Als die Foals 2008 ihr Debütalbum "Antidotes" veröffentlichten, begeisterte ihre durchdachte Post- und Mathrock-Mischung mit einem dezent-kunststudentischen Ansatz. Frontmann und Sänger Yannis Philippakis, Gitarrist Jimmy Smith, Schlagzeuger Jack Bevan, Keyboarder Edwin Congreave und Bassist Walter Gervers überließen dabei nichts dem Zufall - und es wurde viel darüber gerätselt, wie kalkulierter Perfektionismus doch so verspielt, lässig und emotional klingen könne.

Sieben Jahre später sind aus den Fohlen Wildpferde geworden, und die Band schickt sich an, die Entwicklung von einer aufstrebenden Indierock-Kapelle zu einer Band von Stadionrock-Format abzuschließen.
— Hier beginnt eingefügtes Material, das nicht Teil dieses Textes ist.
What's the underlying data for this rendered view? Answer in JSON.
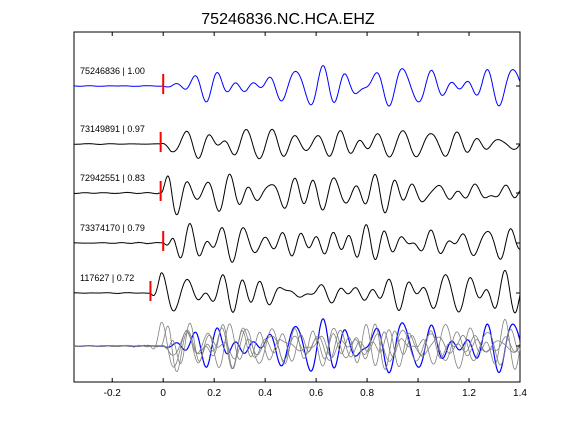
{
  "chart_data": {
    "type": "line",
    "title": "75246836.NC.HCA.EHZ",
    "xlabel": "",
    "ylabel": "",
    "xlim": [
      -0.35,
      1.4
    ],
    "xticks": [
      -0.2,
      0,
      0.2,
      0.4,
      0.6,
      0.8,
      1,
      1.2,
      1.4
    ],
    "xtick_labels": [
      "-0.2",
      "0",
      "0.2",
      "0.4",
      "0.6",
      "0.8",
      "1",
      "1.2",
      "1.4"
    ],
    "grid": false,
    "legend": "none",
    "series": [
      {
        "name": "75246836 | 1.00",
        "event_id": "75246836",
        "correlation": "1.00",
        "pick_time": 0.0,
        "color": "#0000ff",
        "pick_color": "#ff0000"
      },
      {
        "name": "73149891 | 0.97",
        "event_id": "73149891",
        "correlation": "0.97",
        "pick_time": -0.01,
        "color": "#000000",
        "pick_color": "#ff0000"
      },
      {
        "name": "72942551 | 0.83",
        "event_id": "72942551",
        "correlation": "0.83",
        "pick_time": -0.01,
        "color": "#000000",
        "pick_color": "#ff0000"
      },
      {
        "name": "73374170 | 0.79",
        "event_id": "73374170",
        "correlation": "0.79",
        "pick_time": 0.0,
        "color": "#000000",
        "pick_color": "#ff0000"
      },
      {
        "name": "117627 | 0.72",
        "event_id": "117627",
        "correlation": "0.72",
        "pick_time": -0.05,
        "color": "#000000",
        "pick_color": "#ff0000"
      }
    ],
    "stack": {
      "name": "overlay",
      "colors": [
        "#808080",
        "#0000ff"
      ]
    }
  }
}
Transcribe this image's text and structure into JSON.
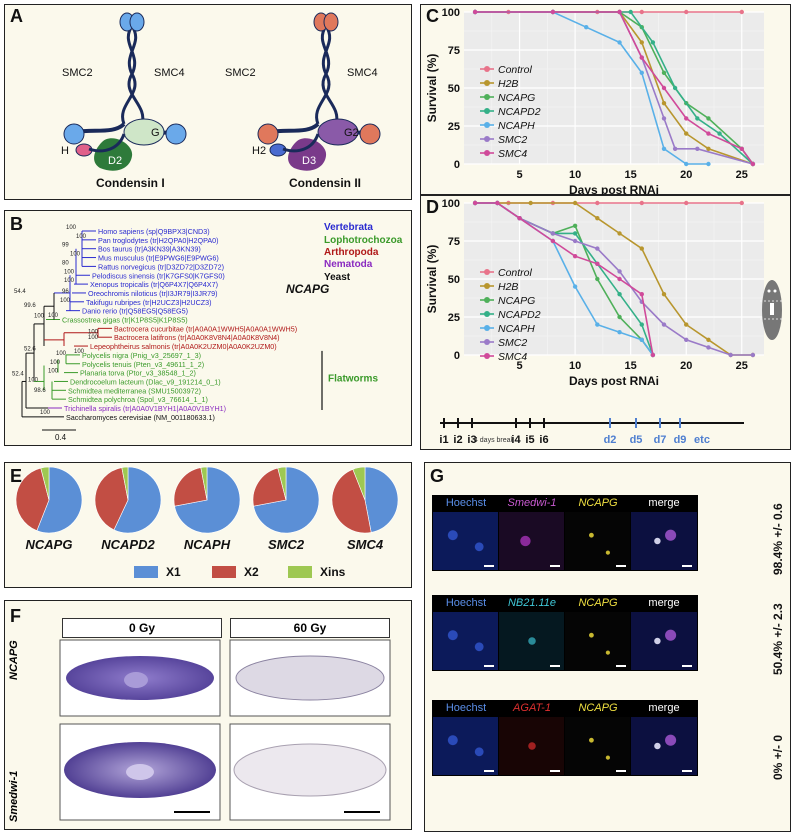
{
  "panel_labels": {
    "a": "A",
    "b": "B",
    "c": "C",
    "d": "D",
    "e": "E",
    "f": "F",
    "g": "G"
  },
  "panel_a": {
    "condensin1": {
      "smc_left": "SMC2",
      "smc_right": "SMC4",
      "h": "H",
      "g": "G",
      "d": "D2",
      "title": "Condensin I",
      "head_color": "#6aa9ea",
      "color_h": "#e0608a",
      "color_g": "#cfe6c8",
      "color_d": "#2e7a3a"
    },
    "condensin2": {
      "smc_left": "SMC2",
      "smc_right": "SMC4",
      "h": "H2",
      "g": "G2",
      "d": "D3",
      "title": "Condensin II",
      "head_color": "#e0785c",
      "color_h": "#4a6bd0",
      "color_g": "#8a5aa8",
      "color_d": "#7a3a8a"
    },
    "coil_color": "#1a2a5a"
  },
  "panel_b": {
    "taxa": [
      {
        "label": "Homo sapiens (sp|Q9BPX3|CND3)",
        "color": "#2a2ad0"
      },
      {
        "label": "Pan troglodytes (tr|H2QPA0|H2QPA0)",
        "color": "#2a2ad0"
      },
      {
        "label": "Bos taurus (tr|A3KN39|A3KN39)",
        "color": "#2a2ad0"
      },
      {
        "label": "Mus musculus (tr|E9PWG6|E9PWG6)",
        "color": "#2a2ad0"
      },
      {
        "label": "Rattus norvegicus (tr|D3ZD72|D3ZD72)",
        "color": "#2a2ad0"
      },
      {
        "label": "Pelodiscus sinensis (tr|K7GFS0|K7GFS0)",
        "color": "#2a2ad0"
      },
      {
        "label": "Xenopus tropicalis (tr|Q6P4X7|Q6P4X7)",
        "color": "#2a2ad0"
      },
      {
        "label": "Oreochromis niloticus (tr|I3JR79|I3JR79)",
        "color": "#2a2ad0"
      },
      {
        "label": "Takifugu rubripes (tr|H2UCZ3|H2UCZ3)",
        "color": "#2a2ad0"
      },
      {
        "label": "Danio rerio (tr|Q58EG5|Q58EG5)",
        "color": "#2a2ad0"
      },
      {
        "label": "Crassostrea gigas (tr|K1P8S5|K1P8S5)",
        "color": "#3a9a2a"
      },
      {
        "label": "Bactrocera cucurbitae (tr|A0A0A1WWH5|A0A0A1WWH5)",
        "color": "#b01818"
      },
      {
        "label": "Bactrocera latifrons (tr|A0A0K8V8N4|A0A0K8V8N4)",
        "color": "#b01818"
      },
      {
        "label": "Lepeophtheirus salmonis (tr|A0A0K2UZM0|A0A0K2UZM0)",
        "color": "#b01818"
      },
      {
        "label": "Polycelis nigra (Pnig_v3_25697_1_3)",
        "color": "#3a9a2a"
      },
      {
        "label": "Polycelis tenuis (Pten_v3_49611_1_2)",
        "color": "#3a9a2a"
      },
      {
        "label": "Planaria torva (Ptor_v3_38548_1_2)",
        "color": "#3a9a2a"
      },
      {
        "label": "Dendrocoelum lacteum (Dlac_v9_191214_0_1)",
        "color": "#3a9a2a"
      },
      {
        "label": "Schmidtea mediterranea (SMU15003972)",
        "color": "#3a9a2a"
      },
      {
        "label": "Schmidtea polychroa (Spol_v3_76614_1_1)",
        "color": "#3a9a2a"
      },
      {
        "label": "Trichinella spiralis (tr|A0A0V1BYH1|A0A0V1BYH1)",
        "color": "#8a2ac0"
      },
      {
        "label": "Saccharomyces cerevisiae (NM_001180633.1)",
        "color": "#111111"
      }
    ],
    "groups": [
      {
        "label": "Vertebrata",
        "color": "#2a2ad0"
      },
      {
        "label": "Lophotrochozoa",
        "color": "#3a9a2a"
      },
      {
        "label": "Arthropoda",
        "color": "#b01818"
      },
      {
        "label": "Nematoda",
        "color": "#8a2ac0"
      },
      {
        "label": "Yeast",
        "color": "#111111"
      }
    ],
    "gene": "NCAPG",
    "flatworms": "Flatworms",
    "supports": [
      "100",
      "100",
      "99",
      "100",
      "80",
      "100",
      "100",
      "96",
      "100",
      "100",
      "99.6",
      "100",
      "54.4",
      "52.6",
      "100",
      "100",
      "100",
      "100",
      "100",
      "100",
      "52.4",
      "100",
      "98.6",
      "100"
    ],
    "scale": "0.4"
  },
  "panel_c": {
    "chart_data": {
      "type": "line",
      "xlabel": "Days post RNAi",
      "ylabel": "Survival (%)",
      "xlim": [
        0,
        27
      ],
      "ylim": [
        0,
        100
      ],
      "xticks": [
        "5",
        "10",
        "15",
        "20",
        "25"
      ],
      "yticks": [
        "0",
        "25",
        "50",
        "75",
        "100"
      ],
      "series": [
        {
          "name": "Control",
          "color": "#e8738a",
          "x": [
            1,
            4,
            8,
            12,
            16,
            20,
            25
          ],
          "values": [
            100,
            100,
            100,
            100,
            100,
            100,
            100
          ]
        },
        {
          "name": "H2B",
          "color": "#b8962e",
          "x": [
            1,
            8,
            14,
            16,
            18,
            20,
            22,
            26
          ],
          "values": [
            100,
            100,
            100,
            80,
            40,
            20,
            10,
            0
          ]
        },
        {
          "name": "NCAPG",
          "color": "#4fb05a",
          "x": [
            1,
            8,
            14,
            16,
            18,
            20,
            22,
            25,
            26
          ],
          "values": [
            100,
            100,
            100,
            90,
            60,
            40,
            30,
            10,
            0
          ]
        },
        {
          "name": "NCAPD2",
          "color": "#34b088",
          "x": [
            1,
            8,
            15,
            17,
            19,
            21,
            23,
            26
          ],
          "values": [
            100,
            100,
            100,
            80,
            50,
            30,
            20,
            0
          ]
        },
        {
          "name": "NCAPH",
          "color": "#59b0e8",
          "x": [
            1,
            8,
            11,
            14,
            16,
            18,
            20,
            22
          ],
          "values": [
            100,
            100,
            90,
            80,
            60,
            10,
            0,
            0
          ]
        },
        {
          "name": "SMC2",
          "color": "#9a7ac8",
          "x": [
            1,
            8,
            14,
            16,
            18,
            19,
            21,
            26
          ],
          "values": [
            100,
            100,
            100,
            70,
            30,
            10,
            10,
            0
          ]
        },
        {
          "name": "SMC4",
          "color": "#d04a9a",
          "x": [
            1,
            8,
            14,
            16,
            18,
            20,
            22,
            25,
            26
          ],
          "values": [
            100,
            100,
            100,
            70,
            50,
            30,
            20,
            10,
            0
          ]
        }
      ]
    }
  },
  "panel_d": {
    "chart_data": {
      "type": "line",
      "xlabel": "Days post RNAi",
      "ylabel": "Survival (%)",
      "xlim": [
        0,
        27
      ],
      "ylim": [
        0,
        100
      ],
      "xticks": [
        "5",
        "10",
        "15",
        "20",
        "25"
      ],
      "yticks": [
        "0",
        "25",
        "50",
        "75",
        "100"
      ],
      "series": [
        {
          "name": "Control",
          "color": "#e8738a",
          "x": [
            1,
            4,
            8,
            12,
            16,
            20,
            25
          ],
          "values": [
            100,
            100,
            100,
            100,
            100,
            100,
            100
          ]
        },
        {
          "name": "H2B",
          "color": "#b8962e",
          "x": [
            1,
            6,
            10,
            12,
            14,
            16,
            18,
            20,
            22,
            24,
            26
          ],
          "values": [
            100,
            100,
            100,
            90,
            80,
            70,
            40,
            20,
            10,
            0,
            0
          ]
        },
        {
          "name": "NCAPG",
          "color": "#4fb05a",
          "x": [
            1,
            3,
            5,
            8,
            10,
            12,
            14,
            16,
            17
          ],
          "values": [
            100,
            100,
            90,
            80,
            85,
            50,
            25,
            10,
            0
          ]
        },
        {
          "name": "NCAPD2",
          "color": "#34b088",
          "x": [
            1,
            3,
            5,
            8,
            10,
            12,
            14,
            16,
            17
          ],
          "values": [
            100,
            100,
            90,
            80,
            80,
            60,
            40,
            20,
            0
          ]
        },
        {
          "name": "NCAPH",
          "color": "#59b0e8",
          "x": [
            1,
            3,
            5,
            8,
            10,
            12,
            14,
            16,
            17
          ],
          "values": [
            100,
            100,
            90,
            75,
            45,
            20,
            15,
            10,
            0
          ]
        },
        {
          "name": "SMC2",
          "color": "#9a7ac8",
          "x": [
            1,
            3,
            5,
            8,
            10,
            12,
            14,
            16,
            18,
            20,
            22,
            24,
            26
          ],
          "values": [
            100,
            100,
            90,
            80,
            75,
            70,
            55,
            35,
            20,
            10,
            5,
            0,
            0
          ]
        },
        {
          "name": "SMC4",
          "color": "#d04a9a",
          "x": [
            1,
            3,
            5,
            8,
            10,
            12,
            14,
            16,
            17
          ],
          "values": [
            100,
            100,
            90,
            75,
            65,
            60,
            50,
            40,
            0
          ]
        }
      ]
    },
    "timeline": {
      "ticks": [
        "i1",
        "i2",
        "i3",
        "i4",
        "i5",
        "i6",
        "d2",
        "d5",
        "d7",
        "d9",
        "etc"
      ],
      "break": "4 days break",
      "blue": "#4f7fd0"
    }
  },
  "panel_e": {
    "chart_data": {
      "type": "pie",
      "categories": [
        "X1",
        "X2",
        "Xins"
      ],
      "colors": [
        "#5b8fd6",
        "#c24e44",
        "#9ec852"
      ],
      "pies": [
        {
          "name": "NCAPG",
          "values": [
            56,
            40,
            4
          ]
        },
        {
          "name": "NCAPD2",
          "values": [
            57,
            40,
            3
          ]
        },
        {
          "name": "NCAPH",
          "values": [
            72,
            25,
            3
          ]
        },
        {
          "name": "SMC2",
          "values": [
            72,
            24,
            4
          ]
        },
        {
          "name": "SMC4",
          "values": [
            47,
            47,
            6
          ]
        }
      ]
    }
  },
  "panel_f": {
    "col1": "0 Gy",
    "col2": "60 Gy",
    "row1": "NCAPG",
    "row2": "Smedwi-1",
    "stain": "#6a56a8"
  },
  "panel_g": {
    "rows": [
      {
        "labels": [
          "Hoechst",
          "Smedwi-1",
          "NCAPG",
          "merge"
        ],
        "colors": [
          "#5a8ee8",
          "#c85ad0",
          "#f0e040",
          "#ffffff"
        ],
        "pct": "98.4% +/- 0.6"
      },
      {
        "labels": [
          "Hoechst",
          "NB21.11e",
          "NCAPG",
          "merge"
        ],
        "colors": [
          "#5a8ee8",
          "#40c8d8",
          "#f0e040",
          "#ffffff"
        ],
        "pct": "50.4% +/- 2.3"
      },
      {
        "labels": [
          "Hoechst",
          "AGAT-1",
          "NCAPG",
          "merge"
        ],
        "colors": [
          "#5a8ee8",
          "#e03030",
          "#f0e040",
          "#ffffff"
        ],
        "pct": "0% +/- 0"
      }
    ],
    "header_row": [
      "Hoechst",
      "Smedwi-1",
      "NCAPG",
      "merge"
    ]
  }
}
Der überwiegende Teil ihres vierten Albums lässt nicht den geringsten Zweifel am Vorhaben, mit großen Gesten und griffigen Melodien noch stärker in Richtung Pathos-Rock zu schielen. Das ist Musik vom Reißbrett und die Blaupausen dafür liefern Franz Ferdinand, die Editors, die Black Keys, Talking Heads, und ja, auch U2. "What Went Down" wurde in einem Gutshaus in der französischen Provence aufgenommen und Produzent James Ford hat dem Fünfer aus Oxford einen musikalischen Maßanzug zwischen eingängigen Hooks, knackigen Riffs, monotonen Bassläufen, dröhnenden Gitarren und einem wuchtigen Drumsound geschneidert.

Dazu tobt sich der ein wenig der Hysterie zugetane Sänger aus, dass es eine Freude ist. Die Leidenschaften zerren an ihm, doch mit aller Kraft singt er gegen sie an. Während Philippakis also für die großen Gesten zuständig ist, hat der Produzent den Rest mit wohlkalkuliertem Kalkül im Griff.
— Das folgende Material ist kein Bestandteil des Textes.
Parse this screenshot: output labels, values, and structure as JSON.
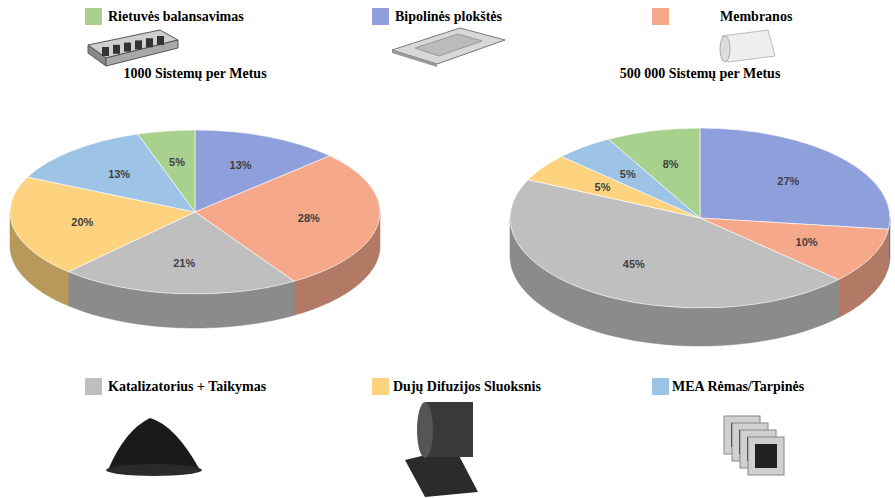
{
  "chart_data": {
    "type": "pie",
    "categories": [
      "Bipolinės plokštės",
      "Membranos",
      "Katalizatorius + Taikymas",
      "Dujų Difuzijos Sluoksnis",
      "MEA Rėmas/Tarpinės",
      "Rietuvės balansavimas"
    ],
    "colors": [
      "#8f9fdc",
      "#f6a88a",
      "#bfbfbf",
      "#fdd37f",
      "#9dc3e6",
      "#a9d18e"
    ],
    "data_labels": true,
    "series": [
      {
        "name": "1000 Sistemų per Metus",
        "values": [
          13,
          28,
          21,
          20,
          13,
          5
        ],
        "value_labels": [
          "13%",
          "28%",
          "21%",
          "20%",
          "13%",
          "5%"
        ]
      },
      {
        "name": "500 000 Sistemų per Metus",
        "values": [
          27,
          10,
          45,
          5,
          5,
          8
        ],
        "value_labels": [
          "27%",
          "10%",
          "45%",
          "5%",
          "5%",
          "8%"
        ]
      }
    ]
  }
}
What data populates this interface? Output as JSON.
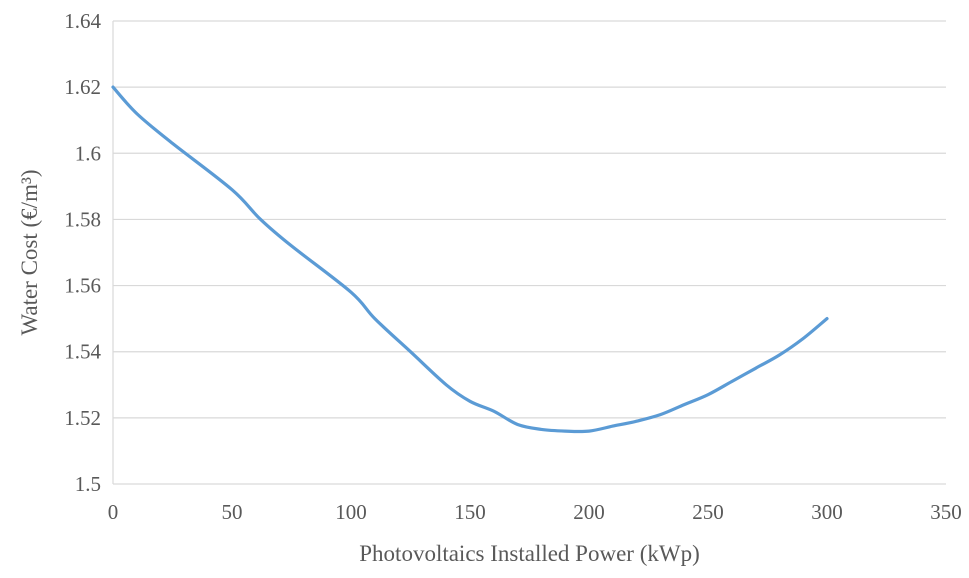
{
  "chart_data": {
    "type": "line",
    "title": "",
    "xlabel": "Photovoltaics Installed Power (kWp)",
    "ylabel": "Water Cost (€/m³)",
    "xlim": [
      0,
      350
    ],
    "ylim": [
      1.5,
      1.64
    ],
    "xticks": [
      "0",
      "50",
      "100",
      "150",
      "200",
      "250",
      "300",
      "350"
    ],
    "yticks": [
      "1.5",
      "1.52",
      "1.54",
      "1.56",
      "1.58",
      "1.6",
      "1.62",
      "1.64"
    ],
    "grid": "horizontal",
    "legend": "none",
    "series": [
      {
        "color": "#5b9bd5",
        "x": [
          0,
          10,
          25,
          50,
          62,
          75,
          100,
          110,
          125,
          140,
          150,
          160,
          170,
          180,
          190,
          200,
          210,
          220,
          230,
          240,
          250,
          260,
          270,
          280,
          290,
          300
        ],
        "y": [
          1.62,
          1.612,
          1.603,
          1.589,
          1.58,
          1.572,
          1.558,
          1.55,
          1.54,
          1.53,
          1.525,
          1.522,
          1.518,
          1.5165,
          1.516,
          1.516,
          1.5175,
          1.519,
          1.521,
          1.524,
          1.527,
          1.531,
          1.535,
          1.539,
          1.544,
          1.55
        ]
      }
    ]
  }
}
Alles an diesem Album klingt ausgeklügelt. Aber das Resultat lässt sich hören und beweist, dass der Zweck in diesem Fall die Mittel heiligt. "What Went Down" überzeugt mit Songs mit fiebrigem Drive und infektiösen Melodien und unterstreicht die virtuose Vielseitigkeit der Foals. Und wer Songs wie etwa "Snake Oil", "Birch Tree" oder "Night Swimmers" öfter gehört hat, wird dem "Ausverkauf!"-Ruf mancher Kritiker nur mehr wenig abgewinnen.